Je ne comprends rien à ce qu’elle me raconte. Elle me parle d’une femme requin, d’une déesse de la mer qui accouche dans une caverne. Comme elle. Je la prends contre moi, la berce.

— Chut, je suis là. Je m’occupe de toi. Et de lui. Tu peux te reposer.

— Hide... sanglote-t-elle. J’ai eu tellement peur...

Je sens mon cœur se contracter douloureusement. Tout ça, c’est à cause de moi. Si elle a tant souffert, eu si peur. Elle aurait dû accoucher dans une clinique, entourée de soins. Au lieu de ça, elle met au monde dans la nature, en plein hiver sibérien, menacée par une tueuse armée et un ours... Est-ce que je vais réussir à me le pardonner, cette fois-là ?

— Je sais, fais-je en embrassant son front mouillé de sueur. Tu as été très courageuse.

— Je veux plus jamais vivre ça. Plus jamais, tu m’entends ? réplique-t-elle dans un sursaut de rage.

— Je suis là, maintenant. Ça n’arrivera plus. Je te le promets.

— Tu me le jures ?

— Oui. Je t’avais dit que je serais là pour la naissance...

— ... et tu as tenu parole, sourit-elle à travers ses larmes.

Je les essuie du bout des doigts.

Otoko ni wa nigon wa nai zo.


*


Une lumière dans la nuit. Je me redresse. Quelqu’un arrive. Mais je reconnais cette silhouette, cette façon de courir.

— Boss !

Masa. Il était donc là, lui aussi. Lola n’était pas toute seule.

— Elle vient d’accoucher. Il faut l’emmener à l’hôpital. Tout de suite.

Masa n’a pas l’air surpris. C’est l’une des choses que j’apprécie chez lui.

— Je vais la porter à la voiture, propose-t-il en me tendant un téléphone. Je l’ai vue en arrivant : elle est garée pas loin.

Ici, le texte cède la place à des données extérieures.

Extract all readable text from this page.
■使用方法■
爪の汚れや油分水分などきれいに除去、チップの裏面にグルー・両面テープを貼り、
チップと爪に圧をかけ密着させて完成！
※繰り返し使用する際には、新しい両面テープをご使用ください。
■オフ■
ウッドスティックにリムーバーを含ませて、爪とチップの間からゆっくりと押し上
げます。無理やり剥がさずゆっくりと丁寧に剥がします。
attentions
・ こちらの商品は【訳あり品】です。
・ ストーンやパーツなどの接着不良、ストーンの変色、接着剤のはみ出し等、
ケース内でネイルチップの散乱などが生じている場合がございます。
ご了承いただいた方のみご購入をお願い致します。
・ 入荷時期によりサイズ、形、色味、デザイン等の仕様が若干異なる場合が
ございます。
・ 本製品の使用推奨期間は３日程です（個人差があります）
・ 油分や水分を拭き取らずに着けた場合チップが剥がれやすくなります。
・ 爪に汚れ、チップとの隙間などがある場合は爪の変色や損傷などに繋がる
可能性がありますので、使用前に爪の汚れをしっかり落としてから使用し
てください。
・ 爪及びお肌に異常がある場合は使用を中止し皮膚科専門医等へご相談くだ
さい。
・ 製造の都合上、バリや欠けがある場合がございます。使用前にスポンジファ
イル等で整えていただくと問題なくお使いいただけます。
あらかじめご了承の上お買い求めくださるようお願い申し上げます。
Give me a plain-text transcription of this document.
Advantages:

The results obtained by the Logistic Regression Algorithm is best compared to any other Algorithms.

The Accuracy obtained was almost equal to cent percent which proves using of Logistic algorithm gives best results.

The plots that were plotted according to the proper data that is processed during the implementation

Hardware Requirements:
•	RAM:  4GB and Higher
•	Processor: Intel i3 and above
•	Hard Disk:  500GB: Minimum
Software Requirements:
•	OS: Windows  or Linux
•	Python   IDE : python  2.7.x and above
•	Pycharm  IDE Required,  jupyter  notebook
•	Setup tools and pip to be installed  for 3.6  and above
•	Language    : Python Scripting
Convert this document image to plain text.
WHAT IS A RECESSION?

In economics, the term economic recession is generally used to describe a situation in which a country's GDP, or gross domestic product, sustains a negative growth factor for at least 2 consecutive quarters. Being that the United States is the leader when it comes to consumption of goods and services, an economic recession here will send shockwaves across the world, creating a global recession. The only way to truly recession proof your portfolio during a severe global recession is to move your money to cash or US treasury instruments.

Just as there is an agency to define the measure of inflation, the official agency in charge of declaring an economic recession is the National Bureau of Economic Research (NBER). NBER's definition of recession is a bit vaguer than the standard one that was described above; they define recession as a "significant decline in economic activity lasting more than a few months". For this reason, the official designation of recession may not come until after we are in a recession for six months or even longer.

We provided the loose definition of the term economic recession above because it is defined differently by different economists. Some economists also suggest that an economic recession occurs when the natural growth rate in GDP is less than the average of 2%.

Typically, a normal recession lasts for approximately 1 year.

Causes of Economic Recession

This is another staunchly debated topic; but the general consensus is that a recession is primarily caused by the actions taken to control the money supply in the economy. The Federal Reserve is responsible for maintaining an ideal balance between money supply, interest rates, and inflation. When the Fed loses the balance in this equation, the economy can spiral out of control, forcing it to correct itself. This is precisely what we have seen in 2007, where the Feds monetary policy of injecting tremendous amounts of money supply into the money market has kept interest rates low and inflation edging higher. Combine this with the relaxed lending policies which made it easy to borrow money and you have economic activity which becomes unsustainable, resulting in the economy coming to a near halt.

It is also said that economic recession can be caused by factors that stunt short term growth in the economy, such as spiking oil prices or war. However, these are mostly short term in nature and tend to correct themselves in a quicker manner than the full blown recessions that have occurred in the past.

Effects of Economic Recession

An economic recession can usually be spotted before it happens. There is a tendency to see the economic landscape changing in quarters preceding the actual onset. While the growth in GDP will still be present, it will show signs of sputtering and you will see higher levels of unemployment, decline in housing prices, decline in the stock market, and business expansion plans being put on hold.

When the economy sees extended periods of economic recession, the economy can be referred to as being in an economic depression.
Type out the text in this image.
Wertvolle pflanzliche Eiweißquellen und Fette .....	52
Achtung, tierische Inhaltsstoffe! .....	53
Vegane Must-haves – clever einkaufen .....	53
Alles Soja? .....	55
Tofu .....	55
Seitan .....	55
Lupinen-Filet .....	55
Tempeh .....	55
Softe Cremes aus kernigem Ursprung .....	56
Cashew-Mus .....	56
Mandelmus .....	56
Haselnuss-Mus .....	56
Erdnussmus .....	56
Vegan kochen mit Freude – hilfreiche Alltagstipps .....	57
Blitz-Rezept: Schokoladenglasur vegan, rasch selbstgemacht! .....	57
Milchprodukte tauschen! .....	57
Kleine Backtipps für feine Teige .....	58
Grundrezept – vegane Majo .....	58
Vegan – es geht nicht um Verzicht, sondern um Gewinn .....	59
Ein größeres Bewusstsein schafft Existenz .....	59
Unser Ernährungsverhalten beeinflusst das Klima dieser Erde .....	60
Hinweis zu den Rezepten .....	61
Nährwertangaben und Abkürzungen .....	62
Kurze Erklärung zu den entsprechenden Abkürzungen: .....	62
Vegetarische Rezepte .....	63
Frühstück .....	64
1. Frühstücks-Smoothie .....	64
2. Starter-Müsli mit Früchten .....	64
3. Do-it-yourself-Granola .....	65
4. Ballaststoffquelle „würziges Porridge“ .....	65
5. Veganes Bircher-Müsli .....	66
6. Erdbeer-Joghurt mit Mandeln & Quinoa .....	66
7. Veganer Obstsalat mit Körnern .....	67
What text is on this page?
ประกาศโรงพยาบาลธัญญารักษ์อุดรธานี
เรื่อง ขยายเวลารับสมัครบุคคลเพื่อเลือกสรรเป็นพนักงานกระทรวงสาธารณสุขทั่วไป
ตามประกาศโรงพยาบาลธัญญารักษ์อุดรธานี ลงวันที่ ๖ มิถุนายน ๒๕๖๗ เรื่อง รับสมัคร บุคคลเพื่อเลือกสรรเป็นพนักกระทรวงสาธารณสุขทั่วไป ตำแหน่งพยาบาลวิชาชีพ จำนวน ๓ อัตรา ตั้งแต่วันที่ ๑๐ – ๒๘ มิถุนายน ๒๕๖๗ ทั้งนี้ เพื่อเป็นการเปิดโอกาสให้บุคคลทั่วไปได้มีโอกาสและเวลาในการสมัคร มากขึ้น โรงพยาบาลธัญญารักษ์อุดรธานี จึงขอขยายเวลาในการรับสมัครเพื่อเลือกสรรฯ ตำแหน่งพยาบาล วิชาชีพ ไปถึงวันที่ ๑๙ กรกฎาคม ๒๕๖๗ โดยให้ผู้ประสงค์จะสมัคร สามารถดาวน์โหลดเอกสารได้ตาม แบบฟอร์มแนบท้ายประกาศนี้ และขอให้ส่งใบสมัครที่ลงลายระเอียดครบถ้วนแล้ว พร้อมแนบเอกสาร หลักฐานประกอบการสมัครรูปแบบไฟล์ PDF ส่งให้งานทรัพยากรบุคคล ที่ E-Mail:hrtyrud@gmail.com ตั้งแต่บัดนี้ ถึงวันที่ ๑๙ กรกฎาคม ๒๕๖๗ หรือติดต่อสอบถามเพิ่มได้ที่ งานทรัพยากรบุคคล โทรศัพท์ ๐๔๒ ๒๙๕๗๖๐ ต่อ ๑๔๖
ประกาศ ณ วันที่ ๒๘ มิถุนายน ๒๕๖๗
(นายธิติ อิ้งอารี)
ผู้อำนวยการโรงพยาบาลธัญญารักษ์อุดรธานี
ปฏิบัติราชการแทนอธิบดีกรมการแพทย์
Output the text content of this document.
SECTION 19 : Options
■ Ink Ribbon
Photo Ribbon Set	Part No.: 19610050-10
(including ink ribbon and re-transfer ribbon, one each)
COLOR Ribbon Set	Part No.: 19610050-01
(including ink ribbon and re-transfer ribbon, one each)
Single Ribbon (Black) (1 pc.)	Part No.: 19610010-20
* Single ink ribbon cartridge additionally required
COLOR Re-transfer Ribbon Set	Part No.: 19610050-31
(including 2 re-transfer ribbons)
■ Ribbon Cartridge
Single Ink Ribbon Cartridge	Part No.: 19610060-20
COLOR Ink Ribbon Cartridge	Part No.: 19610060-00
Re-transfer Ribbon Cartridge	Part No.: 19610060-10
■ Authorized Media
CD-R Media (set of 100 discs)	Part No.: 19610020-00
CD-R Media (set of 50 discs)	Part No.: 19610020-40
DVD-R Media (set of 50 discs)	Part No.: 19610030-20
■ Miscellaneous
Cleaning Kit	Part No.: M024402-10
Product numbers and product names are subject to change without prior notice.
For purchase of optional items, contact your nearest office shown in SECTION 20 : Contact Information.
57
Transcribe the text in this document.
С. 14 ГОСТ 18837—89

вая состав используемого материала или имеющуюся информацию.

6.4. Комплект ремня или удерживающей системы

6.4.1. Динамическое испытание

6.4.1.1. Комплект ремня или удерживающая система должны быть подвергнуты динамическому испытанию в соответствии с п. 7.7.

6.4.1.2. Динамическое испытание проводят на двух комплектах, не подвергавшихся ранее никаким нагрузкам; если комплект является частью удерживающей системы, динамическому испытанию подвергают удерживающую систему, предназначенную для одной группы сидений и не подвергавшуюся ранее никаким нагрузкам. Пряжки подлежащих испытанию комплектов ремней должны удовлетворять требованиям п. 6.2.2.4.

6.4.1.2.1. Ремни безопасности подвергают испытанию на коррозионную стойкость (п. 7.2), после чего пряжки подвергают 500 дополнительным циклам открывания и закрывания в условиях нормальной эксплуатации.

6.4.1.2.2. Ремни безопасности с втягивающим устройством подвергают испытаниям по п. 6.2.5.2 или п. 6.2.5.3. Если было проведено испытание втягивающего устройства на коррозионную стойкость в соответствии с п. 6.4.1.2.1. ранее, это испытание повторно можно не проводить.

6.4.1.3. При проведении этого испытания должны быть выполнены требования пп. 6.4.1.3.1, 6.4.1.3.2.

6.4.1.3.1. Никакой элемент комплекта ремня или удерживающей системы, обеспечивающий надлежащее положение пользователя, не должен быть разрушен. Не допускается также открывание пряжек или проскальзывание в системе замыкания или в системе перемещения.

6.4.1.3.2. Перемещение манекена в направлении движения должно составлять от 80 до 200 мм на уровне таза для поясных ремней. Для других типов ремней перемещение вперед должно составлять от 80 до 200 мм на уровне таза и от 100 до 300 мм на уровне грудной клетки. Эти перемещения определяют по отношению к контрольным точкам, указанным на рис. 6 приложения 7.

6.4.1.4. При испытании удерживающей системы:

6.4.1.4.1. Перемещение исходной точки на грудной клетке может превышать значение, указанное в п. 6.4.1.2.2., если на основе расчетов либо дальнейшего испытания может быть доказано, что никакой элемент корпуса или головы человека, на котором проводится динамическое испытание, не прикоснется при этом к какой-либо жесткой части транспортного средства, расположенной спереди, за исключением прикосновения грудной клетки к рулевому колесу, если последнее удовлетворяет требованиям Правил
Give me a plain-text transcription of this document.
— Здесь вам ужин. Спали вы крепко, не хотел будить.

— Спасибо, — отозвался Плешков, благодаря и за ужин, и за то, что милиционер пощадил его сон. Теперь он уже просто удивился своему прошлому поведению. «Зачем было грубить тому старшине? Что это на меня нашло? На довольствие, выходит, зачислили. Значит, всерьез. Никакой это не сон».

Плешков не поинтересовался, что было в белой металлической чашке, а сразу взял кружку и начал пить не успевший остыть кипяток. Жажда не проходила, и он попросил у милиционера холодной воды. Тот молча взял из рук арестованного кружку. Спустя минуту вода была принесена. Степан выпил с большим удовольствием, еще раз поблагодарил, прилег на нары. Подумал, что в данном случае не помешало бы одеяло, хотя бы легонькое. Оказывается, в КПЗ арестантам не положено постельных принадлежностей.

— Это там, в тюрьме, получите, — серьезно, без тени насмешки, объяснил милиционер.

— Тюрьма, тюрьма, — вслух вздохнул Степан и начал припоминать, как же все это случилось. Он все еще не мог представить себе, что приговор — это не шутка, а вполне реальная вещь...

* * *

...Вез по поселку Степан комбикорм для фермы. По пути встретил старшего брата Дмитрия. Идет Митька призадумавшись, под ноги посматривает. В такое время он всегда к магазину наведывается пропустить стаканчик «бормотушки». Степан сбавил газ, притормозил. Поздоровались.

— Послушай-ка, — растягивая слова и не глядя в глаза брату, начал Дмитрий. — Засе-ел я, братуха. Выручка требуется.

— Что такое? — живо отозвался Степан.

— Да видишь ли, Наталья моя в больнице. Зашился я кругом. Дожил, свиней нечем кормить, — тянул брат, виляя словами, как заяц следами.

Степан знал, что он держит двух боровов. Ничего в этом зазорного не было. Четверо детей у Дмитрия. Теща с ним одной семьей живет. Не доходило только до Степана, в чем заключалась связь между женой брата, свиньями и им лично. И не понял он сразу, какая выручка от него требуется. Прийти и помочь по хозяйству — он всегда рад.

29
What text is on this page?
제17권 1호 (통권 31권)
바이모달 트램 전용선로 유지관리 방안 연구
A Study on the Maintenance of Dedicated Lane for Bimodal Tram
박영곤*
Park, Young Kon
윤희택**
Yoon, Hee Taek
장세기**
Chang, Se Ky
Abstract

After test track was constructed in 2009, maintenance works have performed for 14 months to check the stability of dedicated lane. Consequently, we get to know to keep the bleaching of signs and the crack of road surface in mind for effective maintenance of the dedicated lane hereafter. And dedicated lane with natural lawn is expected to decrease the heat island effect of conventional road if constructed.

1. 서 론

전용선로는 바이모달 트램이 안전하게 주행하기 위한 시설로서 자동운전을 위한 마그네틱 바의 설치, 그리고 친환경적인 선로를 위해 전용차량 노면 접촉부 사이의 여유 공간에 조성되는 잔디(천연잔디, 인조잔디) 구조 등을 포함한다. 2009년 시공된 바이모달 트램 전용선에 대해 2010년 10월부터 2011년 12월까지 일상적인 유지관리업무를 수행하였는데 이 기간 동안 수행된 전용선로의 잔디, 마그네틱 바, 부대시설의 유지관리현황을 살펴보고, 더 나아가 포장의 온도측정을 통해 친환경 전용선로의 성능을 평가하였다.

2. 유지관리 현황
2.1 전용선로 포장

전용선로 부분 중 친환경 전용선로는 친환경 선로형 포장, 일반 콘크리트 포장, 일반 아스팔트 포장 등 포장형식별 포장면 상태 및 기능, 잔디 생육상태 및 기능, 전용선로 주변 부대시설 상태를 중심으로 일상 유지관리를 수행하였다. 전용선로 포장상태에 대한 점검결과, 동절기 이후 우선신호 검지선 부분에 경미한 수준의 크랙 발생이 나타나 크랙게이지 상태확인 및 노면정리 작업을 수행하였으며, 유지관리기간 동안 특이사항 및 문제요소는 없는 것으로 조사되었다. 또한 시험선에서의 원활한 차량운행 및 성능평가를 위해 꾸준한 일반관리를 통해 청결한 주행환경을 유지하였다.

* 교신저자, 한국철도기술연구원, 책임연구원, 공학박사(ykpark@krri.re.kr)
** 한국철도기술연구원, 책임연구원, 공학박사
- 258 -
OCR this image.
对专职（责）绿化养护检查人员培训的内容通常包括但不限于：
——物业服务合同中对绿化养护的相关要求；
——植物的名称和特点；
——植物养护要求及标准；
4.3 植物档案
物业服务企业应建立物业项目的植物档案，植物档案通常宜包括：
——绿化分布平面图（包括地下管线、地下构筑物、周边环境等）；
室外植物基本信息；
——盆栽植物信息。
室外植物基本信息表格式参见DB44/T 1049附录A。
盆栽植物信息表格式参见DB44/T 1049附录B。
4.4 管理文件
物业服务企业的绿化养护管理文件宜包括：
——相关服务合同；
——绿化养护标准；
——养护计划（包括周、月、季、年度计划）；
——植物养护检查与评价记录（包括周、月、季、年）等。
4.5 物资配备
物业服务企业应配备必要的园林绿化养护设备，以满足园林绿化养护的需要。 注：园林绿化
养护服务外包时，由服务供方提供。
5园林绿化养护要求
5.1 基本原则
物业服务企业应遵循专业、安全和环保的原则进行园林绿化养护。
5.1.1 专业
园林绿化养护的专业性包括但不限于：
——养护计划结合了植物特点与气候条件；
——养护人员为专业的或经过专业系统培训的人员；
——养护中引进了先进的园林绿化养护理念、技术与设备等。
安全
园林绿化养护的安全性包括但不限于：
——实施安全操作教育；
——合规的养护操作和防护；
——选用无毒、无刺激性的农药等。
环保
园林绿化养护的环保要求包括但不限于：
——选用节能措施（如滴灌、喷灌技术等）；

— Je peux marcher, grince Lola. Donne-moi mon fils, Masa. S’il y a un autre dingue homicide dans les parages...

— Non, on va te porter, lui dis-je.

L’adrénaline est retombée, et la douleur est revenue. Mes deux bras sont HS : à cause de la première blessure, et à cause de la nouvelle. À chaque fois, Arisawa m’a tiré dans l’épaule, comme si elle ne voulait pas me tuer.

On règlera ça plus tard. Lola d’abord.

Masa s’approche pour la soutenir. En se relevant péniblement, Lola aperçoit le corps ensanglanté près de la dépouille de l’animal.

— Cette femme... C’est celle qui m’a dit que tu étais mort.

— Ne regarde pas. Masa, emmène-là dehors. Je vous rejoins.

Arisawa. L’ours ne l’a pas ratée. Et pourtant, aussi incroyable que cela paraisse, elle respire encore.

Je pose un genou à terre.

— Arisawa ? Tu m’entends ?

Elle hoche la tête. Ou plutôt, la bouillie qui reste.

— Je vais appeler les secours.

Elle secoue la tête, comme prise d’une crise de tremblements. Je la vois essayer de dire quelque chose, des bulles ensanglantées sortant de sa bouche.

Je me penche pour écouter.

— Ne... me regarde pas, l’entends-je murmurer dans un sifflement rauque.

La dernière fois qu’on m’a demandé ça, j’ai regardé. Cette fois, je tourne la tête.

— Pe... Pe...

— Oui ?

Au prix d’un effort qui semble surhumain, elle parvient à parler.

— Pe...personne ne m’a envoyé, répète-t-elle.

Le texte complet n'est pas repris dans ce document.